Hooded Pitta. Sulawesi Black Pigeon is one of the most beautiful pigeon in Tangkoko
Silver-tipped Imperial Pigeon - endemic to Sulawesi - interesting features are grey, silverish tertials, slaty blue bill, tipped yellow. White-rumped Cuckooshrike ©Danny Lau
Male Spot-tailed Sparrowhawk. Juvenile Sulawesi Hawk Eagle ©Danny Lau
8 Sep, Day 11
Luggage in the boot of the car and gears accounted for, we checked out from Mama Roos and headed for Temboan Hill to do our final birding in Tangkoko. Briefly, Temboan Hill is probably the lookout point for all the hornbills, parrots and pigeons. True to its reputation, we recorded three Sulawesi Dwarf Hornbills and a male Knobbed Hornbill. For the pigeons, we recorded a pair of Grey-Headed Imperial Pigeons, Green Imperial Pigeons from the Paulina race, two male Black-Naped Fruit-Doves, Grey-Cheeked Pigeons, Silvery-Tipped Pigeons, a Sulawesi Black Pigeon and a White-Bellied Imperial Pigeon. For the parrots, we recorded Ornate Lorikeets, Blue-Backed Parrots, Golden-Mantled Racquet-Tails, a pair of Yellow-Breasted Racquet-Tails and numerous Sulawesi Large Hanging-Parrots. What have been listed are nothing more but the regular species. This day, we had more. From the middle-storey, Samuel scoped a Maroon-Chinned Fruit-Dove, which was only his second sighting for this species in his many years as a guide at Tangkoko. This was simply amazing! I guessed that at Toraut, besides the bamboo raft and its anchoring tree, the rain had also washed away a Maroon-Chinned Fruit-Dove to Tangkoko. This was not the end of birding. A check of a dead tree revealed a pair of small, bump-headed, dark-colored birds. Following "They look like Sulawesi Crested Mynas." and "Yes, they are.", the celebration continued. With the flushed Isabelline Bushhen, we ended our final birding of our trip to Northeast Sulawesi and Halmahera in an enjoyable, satisfying fashion.

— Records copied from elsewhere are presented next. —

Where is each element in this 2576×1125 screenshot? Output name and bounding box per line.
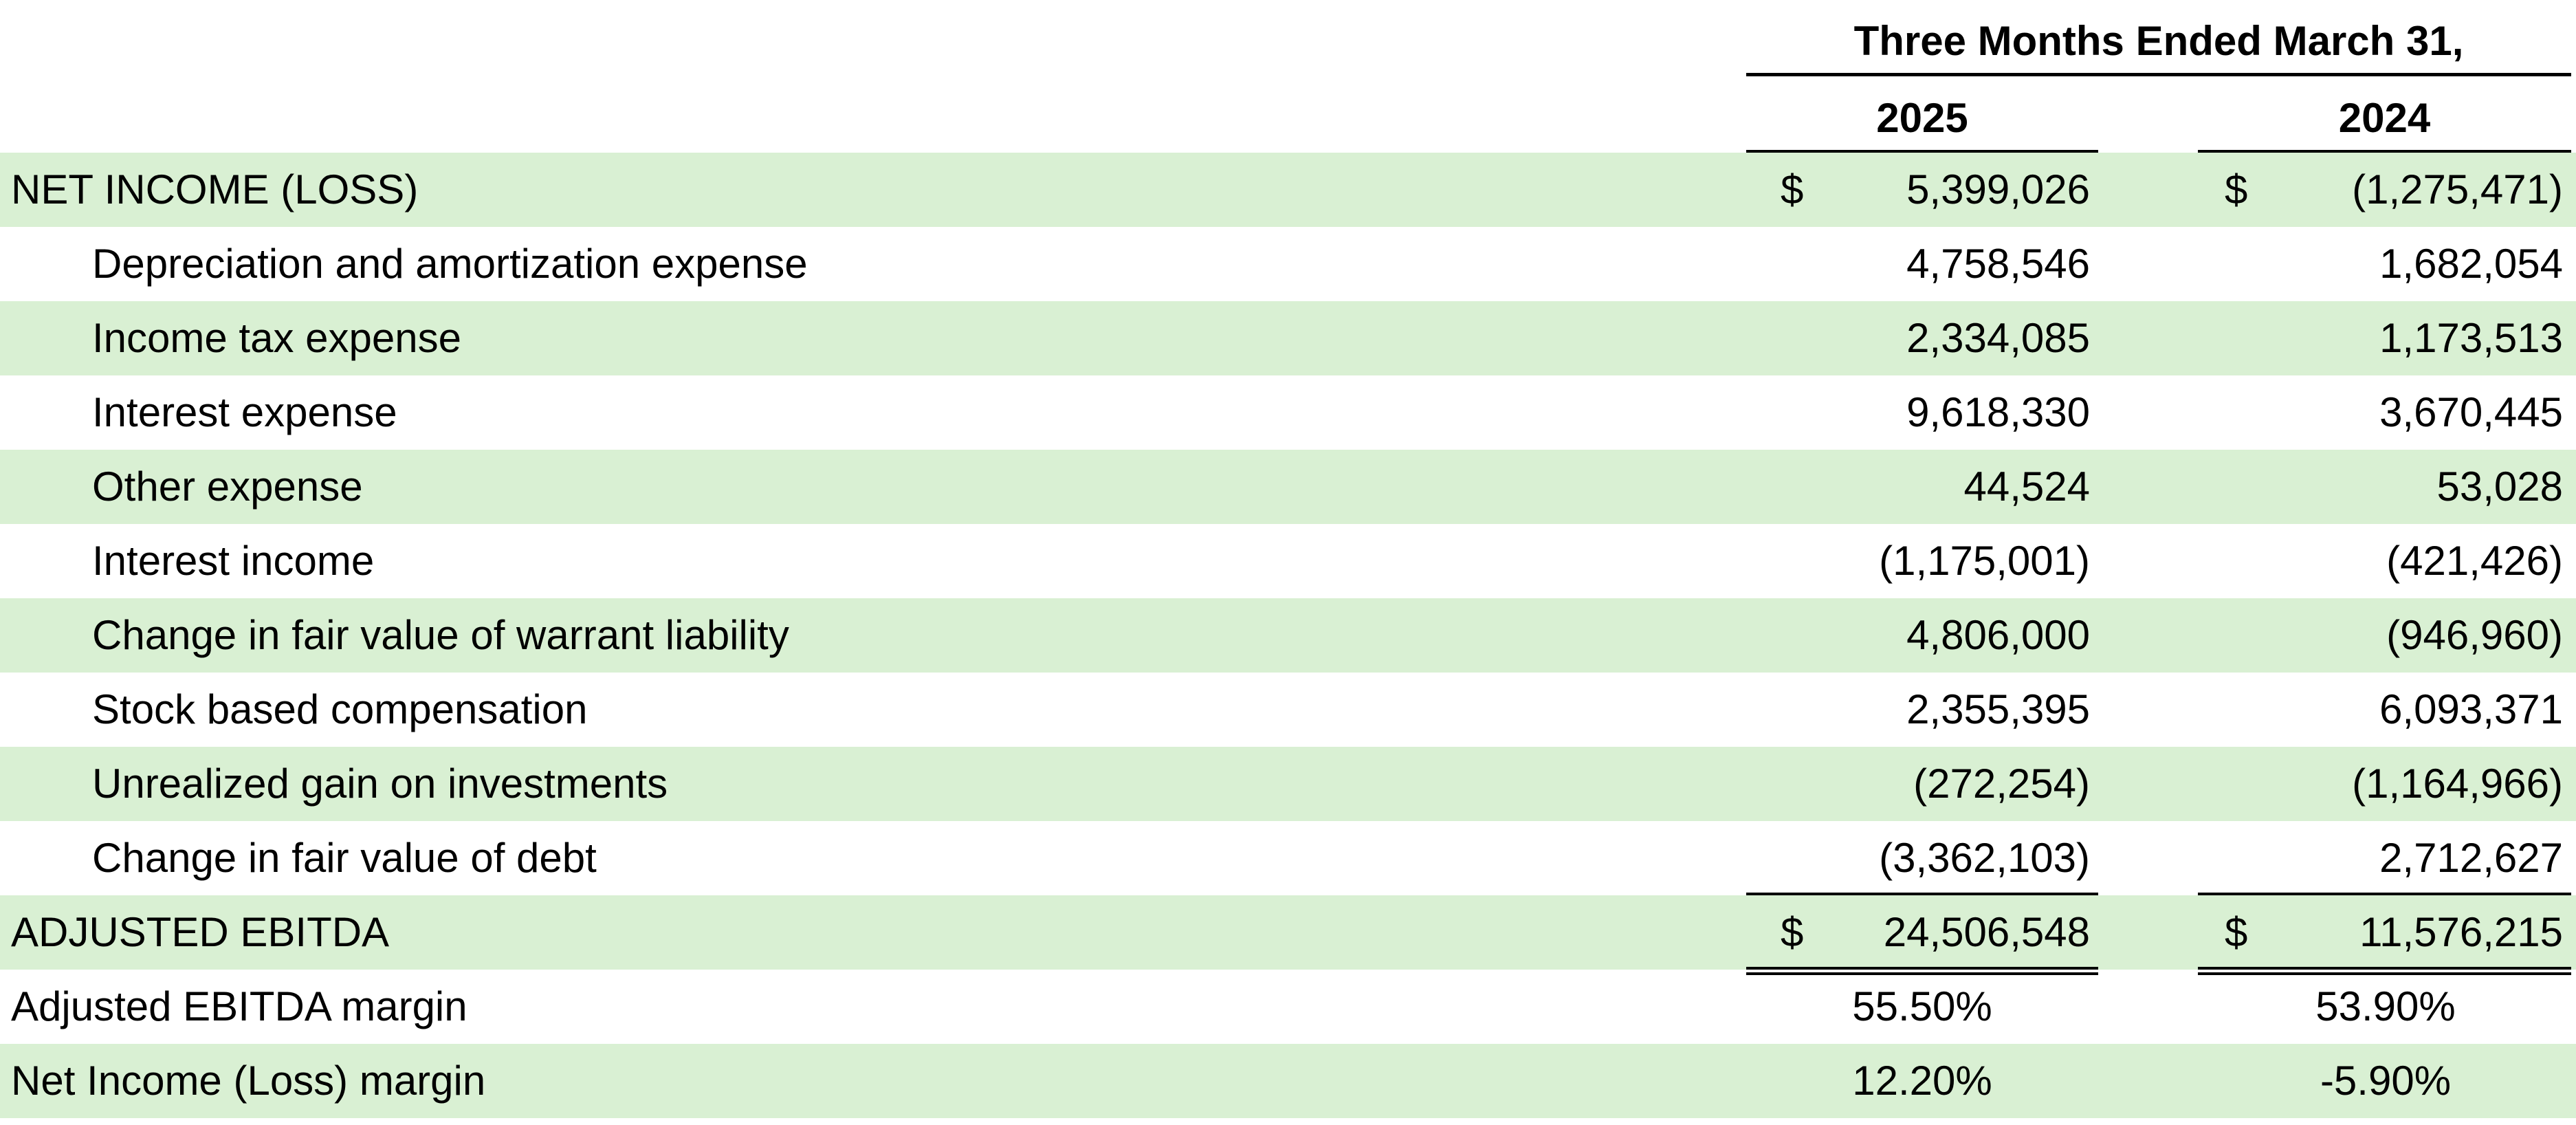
row-label: Stock based compensation: [92, 686, 588, 732]
row-band: [0, 895, 2576, 970]
row-band: [0, 747, 2576, 821]
header-title: Three Months Ended March 31,: [1853, 18, 2464, 64]
column-rule: [1746, 150, 2098, 153]
cell-value: (1,275,471): [2352, 166, 2563, 212]
cell-value: 4,806,000: [1906, 612, 2090, 658]
row-band: [0, 450, 2576, 524]
cell-value: 6,093,371: [2379, 686, 2563, 732]
cell-value: 9,618,330: [1906, 389, 2090, 435]
cell-value: 1,173,513: [2379, 315, 2563, 361]
row-band: [0, 301, 2576, 375]
cell-value: 44,524: [1963, 463, 2090, 510]
cell-value: 1,682,054: [2379, 241, 2563, 287]
cell-value: 53.90%: [2315, 983, 2456, 1029]
cell-value: 4,758,546: [1906, 241, 2090, 287]
row-band: [0, 153, 2576, 227]
row-band: [0, 598, 2576, 673]
cell-value: (3,362,103): [1879, 835, 2090, 881]
row-band: [0, 1044, 2576, 1118]
cell-value: 12.20%: [1852, 1058, 1992, 1104]
cell-value: (1,164,966): [2352, 761, 2563, 807]
cell-value: 11,576,215: [2359, 909, 2563, 955]
row-label: Change in fair value of debt: [92, 835, 597, 881]
cell-value: 53,028: [2436, 463, 2563, 510]
row-label: Other expense: [92, 463, 363, 510]
double-rule: [1746, 967, 2098, 975]
currency-sign: $: [2225, 166, 2248, 212]
cell-value: 2,712,627: [2379, 835, 2563, 881]
column-header: 2025: [1876, 95, 1968, 141]
row-label: Interest expense: [92, 389, 397, 435]
cell-value: -5.90%: [2320, 1058, 2452, 1104]
row-label: Interest income: [92, 538, 375, 584]
column-header: 2024: [2338, 95, 2431, 141]
cell-value: 2,355,395: [1906, 686, 2090, 732]
row-label: Net Income (Loss) margin: [11, 1058, 486, 1104]
row-label: Income tax expense: [92, 315, 461, 361]
cell-value: (421,426): [2386, 538, 2563, 584]
cell-value: 3,670,445: [2379, 389, 2563, 435]
cell-value: (272,254): [1913, 761, 2090, 807]
row-label: Unrealized gain on investments: [92, 761, 668, 807]
currency-sign: $: [1781, 166, 1804, 212]
row-label: NET INCOME (LOSS): [11, 166, 419, 212]
cell-value: (1,175,001): [1879, 538, 2090, 584]
cell-value: (946,960): [2386, 612, 2563, 658]
currency-sign: $: [2225, 909, 2248, 955]
total-rule: [1746, 893, 2098, 896]
row-label: ADJUSTED EBITDA: [11, 909, 390, 955]
currency-sign: $: [1781, 909, 1804, 955]
row-label: Depreciation and amortization expense: [92, 241, 808, 287]
header-rule: [1746, 73, 2571, 76]
row-label: Change in fair value of warrant liabilit…: [92, 612, 789, 658]
cell-value: 5,399,026: [1906, 166, 2090, 212]
total-rule: [2198, 893, 2571, 896]
column-rule: [2198, 150, 2571, 153]
cell-value: 24,506,548: [1883, 909, 2090, 955]
row-label: Adjusted EBITDA margin: [11, 983, 467, 1029]
cell-value: 2,334,085: [1906, 315, 2090, 361]
cell-value: 55.50%: [1852, 983, 1992, 1029]
double-rule: [2198, 967, 2571, 975]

Sulawesi Dwarf Hornbill. Left male, right female ©Danny Lau
Male Knobbed Hornbill, first glance, the male looks like a typical clown make-up ©Danny Lau
Ornate Lorikeet - Endemic but pretty common. Female Yellow-breasted Racquet-tail - racquet but forked tail; only 3 species in Wallacea, the other endemic on Buru island ©Danny Lau
Female Golden-mantled Racquet-tail - notice square tail ©Danny Lau
This pic was at the famous valley outside Tangkoko where we had breakfast before heading down the valley just after sunrise. Bird activites lasted from sunrise till 9.30 am before it got hot and birds just disappeared.